Strawberries have a very short window to pick and the window can come and go in just a couple of weeks. Of course, you can find them year round in the stores, but there is nothing like that fresh from the plant goodness. I love picking them on a Saturday morning and making preserves the same afternoon. Home canned treats make great gifts, or just a delicious addition to your pantry collection for use throughout the year.
Old Fashioned Strawberry Preserves
Yield: About 10 8oz jars (or more if using mini jam jars)
- 12 cups mashed strawberries (stems and leaves removed)
- 8-12 cups white sugar
- 1/2 cup lemon juice
You can always cut this recipe in half or double it up depending on how crazy you got with your berry picking. If you want the preserves to be super sweet like the ones you buy at the store, you will want to do a 1:1 ratio of mashed strawberries to sugar. I prefer mine a bit more tart, so I cut the sugar down to almost half on my last batch. You can also substitute honey for sugar, but keep in mind that it will not set as well and will be a little more on the runny side.
Sterilize your jars and lids. I do this by placing them on a baking sheet and putting them in the oven (preheated to 225°F) for 30 minutes.
While your jars are in the oven, wash the strawberries and remove leaves and stems. Place them in a large bowl (or right into the pot you plan to boil them in) and mash with a potato masher. I love chunks of fruit in mine, but you can run them through a blender or food processor if you prefer a smoother texture.
Add sugar and mix well. Some recipes advise letting the mixture set for up to 2 hours, but I skip this step and get them right onto the stove.
Make sure you use a pot which allows the contents enough room to boil up because the foam will rise quickly at first. You can turn down the heat to avoid it spilling over, but bring the temp back up to a roiling boil. The goal is to reach 220°F so that the preserves will set and not be runny.
Monitor the bottom of the pot the whole time to avoid burning ... stir stir stir! (Make sure to switch arms so that you get an even arm workout too!)
The time that it takes to reach the desired temperature and consistency will vary depending on the amount of sugar used, your local altitude, and the humidity of the day. There are a couple ways to test if it is ready... you can go with a cooking thermometer, or the old fashioned way of using a few spoons and a saucer that have been pre-chilled in the freezer. Spoon a little of the contents of the pot onto the saucer and put it back in the freezer. If it is still runny after a few minutes, it isn't ready. If it starts to hold its form, it is ready to go into the jars. Just be careful not to abandon the boiling pot for more than a few minutes or the batch may burn at the bottom.
Once it reaches a setting point, remove from heat. Ladle contents into the sterilized jars, leaving 1/4 inch space at the top. Wipe any spillage off the jars and make sure the rims are very clean and dry before securing the lids.
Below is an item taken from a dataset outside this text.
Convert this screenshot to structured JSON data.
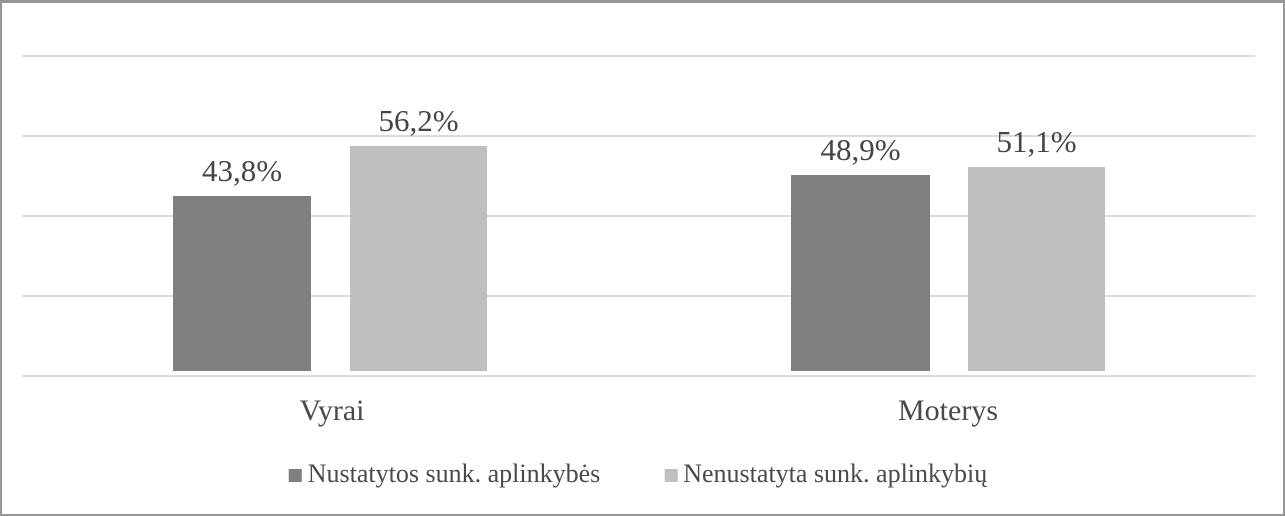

Process the jars in a water bath for 10 minutes to seal the lids.
Place jars on a dry towel or cooling rack. The lids may make popping noises as they cool. Check on them after 12-24 hours. If for some reason any jars do not seal properly, put those in the fridge. The rest can be stored in the pantry.
If you miss the picking window for strawberries, just use the same recipe with the next fruit that comes ripe. I will be busy making raspberry and blueberry preserves when they are ready in a few weeks.